NVIDIA Is Using Machine Learning To Transform 2D Images Into 3D Models
by Paul LillyResearchers at NVIDIA have come up with a clever machine learning technique for taking 2D images and fleshing them out into 3D models. Normally this happens in reverse—these days, it's not all that difficult to take a 3D model and flatten it into a 2D image. But to create a 3D model without feeding a system 3D data is far more challenging.
"In traditional computer graphics, a pipeline renders a 3D model to a 2D screen. But there’s information to be gained from doing the opposite—a model that could infer a 3D object from a 2D image would be able to perform better object tracking, for example.," NVIDIA explains.
What the researchers came up with is a rendering framework called DIB-R, which stands for differentiable interpolation-based renderer. The goal was to design a framework that could accomplish this task while integrating seamlessly with machine learning techniques.
"The result, DIB-R, produces high-fidelity rendering by using an encoder-decoder architecture, a type of neural network that transforms input into a feature map or vector that is used to predict specific information such as shape, color, texture and lighting of an image," NVIDIA says.
According to NVIDIA, this type of thing could be especially helpful in robotics. By processing 2D images into 3D models, an autonomous robot would be in a better position to interact with its environment more safely and efficiently, as it could "sense and understand it surroundings" using this technology.
NVIDIA says it takes two days to train this kind of model on a single Tesla V100 Tensor Core GPU, versus several weeks to train the same kind of thing without its GPUs. What that ultimately translates to is being able to produce a 3D object from a 2D image in less than 100 milliseconds.

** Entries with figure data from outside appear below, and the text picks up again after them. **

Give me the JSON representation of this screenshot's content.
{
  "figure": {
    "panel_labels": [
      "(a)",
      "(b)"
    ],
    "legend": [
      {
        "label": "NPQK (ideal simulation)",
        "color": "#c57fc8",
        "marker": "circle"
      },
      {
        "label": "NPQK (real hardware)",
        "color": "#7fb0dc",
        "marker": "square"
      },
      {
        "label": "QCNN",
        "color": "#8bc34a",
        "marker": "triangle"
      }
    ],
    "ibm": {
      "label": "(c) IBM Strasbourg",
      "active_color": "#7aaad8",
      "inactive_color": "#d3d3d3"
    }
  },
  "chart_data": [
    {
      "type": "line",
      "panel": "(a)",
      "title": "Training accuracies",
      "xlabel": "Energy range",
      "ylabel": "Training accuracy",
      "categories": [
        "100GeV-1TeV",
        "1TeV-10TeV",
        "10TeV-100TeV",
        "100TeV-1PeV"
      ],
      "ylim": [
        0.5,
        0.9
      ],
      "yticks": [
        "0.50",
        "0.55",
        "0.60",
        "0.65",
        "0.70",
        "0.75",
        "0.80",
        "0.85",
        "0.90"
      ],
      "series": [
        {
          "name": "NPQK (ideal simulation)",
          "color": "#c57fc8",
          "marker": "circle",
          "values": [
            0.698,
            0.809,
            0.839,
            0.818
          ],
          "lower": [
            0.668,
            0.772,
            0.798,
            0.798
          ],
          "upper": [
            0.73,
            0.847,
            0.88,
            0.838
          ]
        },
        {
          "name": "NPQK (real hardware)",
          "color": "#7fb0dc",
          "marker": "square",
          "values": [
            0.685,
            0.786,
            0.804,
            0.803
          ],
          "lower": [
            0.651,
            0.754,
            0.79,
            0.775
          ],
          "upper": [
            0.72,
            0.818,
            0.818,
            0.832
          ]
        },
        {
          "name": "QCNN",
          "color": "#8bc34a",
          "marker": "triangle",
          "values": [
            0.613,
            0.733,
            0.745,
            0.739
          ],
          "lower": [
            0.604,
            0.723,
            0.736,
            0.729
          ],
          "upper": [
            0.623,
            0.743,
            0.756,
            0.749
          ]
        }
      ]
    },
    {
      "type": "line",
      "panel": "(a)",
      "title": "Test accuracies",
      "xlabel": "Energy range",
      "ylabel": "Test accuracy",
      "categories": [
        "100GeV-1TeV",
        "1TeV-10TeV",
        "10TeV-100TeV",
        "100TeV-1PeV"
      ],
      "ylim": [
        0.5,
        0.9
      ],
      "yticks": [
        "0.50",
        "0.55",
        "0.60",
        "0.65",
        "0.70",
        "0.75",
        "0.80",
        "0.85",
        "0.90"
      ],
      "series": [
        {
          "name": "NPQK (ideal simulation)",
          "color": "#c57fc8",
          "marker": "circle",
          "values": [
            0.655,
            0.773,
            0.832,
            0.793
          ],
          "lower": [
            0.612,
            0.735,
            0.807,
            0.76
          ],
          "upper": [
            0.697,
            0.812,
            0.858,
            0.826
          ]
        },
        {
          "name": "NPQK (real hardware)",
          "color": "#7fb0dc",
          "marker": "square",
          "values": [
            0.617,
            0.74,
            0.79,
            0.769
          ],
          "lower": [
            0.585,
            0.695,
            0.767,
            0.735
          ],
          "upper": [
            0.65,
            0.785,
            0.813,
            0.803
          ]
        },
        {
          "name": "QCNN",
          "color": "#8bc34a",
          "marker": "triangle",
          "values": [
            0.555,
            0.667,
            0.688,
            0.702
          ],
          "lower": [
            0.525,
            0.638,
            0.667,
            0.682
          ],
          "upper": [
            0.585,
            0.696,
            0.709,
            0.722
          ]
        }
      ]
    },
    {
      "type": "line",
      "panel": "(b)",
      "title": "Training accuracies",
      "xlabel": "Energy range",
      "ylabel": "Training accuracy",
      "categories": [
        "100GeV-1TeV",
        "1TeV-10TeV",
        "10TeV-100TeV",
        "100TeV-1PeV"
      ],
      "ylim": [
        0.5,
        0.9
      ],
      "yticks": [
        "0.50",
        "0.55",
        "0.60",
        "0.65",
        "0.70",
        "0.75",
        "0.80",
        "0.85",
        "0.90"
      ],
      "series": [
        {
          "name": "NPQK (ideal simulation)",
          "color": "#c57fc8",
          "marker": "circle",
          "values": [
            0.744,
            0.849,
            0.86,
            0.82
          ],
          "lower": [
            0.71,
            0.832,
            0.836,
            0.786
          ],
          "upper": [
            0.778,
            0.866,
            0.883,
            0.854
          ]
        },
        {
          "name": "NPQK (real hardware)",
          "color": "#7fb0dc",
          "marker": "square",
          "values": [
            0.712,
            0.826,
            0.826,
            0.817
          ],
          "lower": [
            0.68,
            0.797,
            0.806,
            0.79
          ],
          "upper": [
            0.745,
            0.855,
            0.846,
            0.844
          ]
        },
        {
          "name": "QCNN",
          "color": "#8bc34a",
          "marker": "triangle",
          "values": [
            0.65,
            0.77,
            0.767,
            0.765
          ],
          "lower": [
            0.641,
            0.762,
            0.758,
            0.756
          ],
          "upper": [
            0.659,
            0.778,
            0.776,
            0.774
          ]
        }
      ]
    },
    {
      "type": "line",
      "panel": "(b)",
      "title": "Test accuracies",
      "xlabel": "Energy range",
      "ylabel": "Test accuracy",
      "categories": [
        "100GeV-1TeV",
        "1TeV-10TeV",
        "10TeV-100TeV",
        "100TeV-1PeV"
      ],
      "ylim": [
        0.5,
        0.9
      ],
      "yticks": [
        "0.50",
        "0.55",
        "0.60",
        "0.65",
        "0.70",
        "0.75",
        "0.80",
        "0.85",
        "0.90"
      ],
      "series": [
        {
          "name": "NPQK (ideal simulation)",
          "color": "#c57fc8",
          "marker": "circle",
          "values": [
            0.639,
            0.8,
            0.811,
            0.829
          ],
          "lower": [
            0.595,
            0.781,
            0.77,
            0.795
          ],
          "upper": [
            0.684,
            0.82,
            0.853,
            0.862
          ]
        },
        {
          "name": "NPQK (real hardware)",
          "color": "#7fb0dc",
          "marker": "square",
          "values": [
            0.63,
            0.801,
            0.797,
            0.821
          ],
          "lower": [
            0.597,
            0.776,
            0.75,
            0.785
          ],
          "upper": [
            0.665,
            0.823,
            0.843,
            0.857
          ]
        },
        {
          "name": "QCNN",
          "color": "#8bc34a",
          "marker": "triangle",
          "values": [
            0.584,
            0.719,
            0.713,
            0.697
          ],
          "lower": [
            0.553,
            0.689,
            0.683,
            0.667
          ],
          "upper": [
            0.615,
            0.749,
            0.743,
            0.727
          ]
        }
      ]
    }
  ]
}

Researchers at NVIDIA trained their model on a bunch of datasets, including a set collection of bird images. Once trained, a system could look at a 2D image of a bird and a produce a 3D model with the right shape and texture.
"This is essentially the first time ever that you can take just about any 2D image and predict relevant 3D properties," says Jun Gao, one of a team of researchers who collaborated on DIB-R.
Beyond robotics, NVIDIA also sees this as being handy in transforming 2D images of dinosaurs and other extinct animals, into lifelike 3D images in quick fashion (under a second).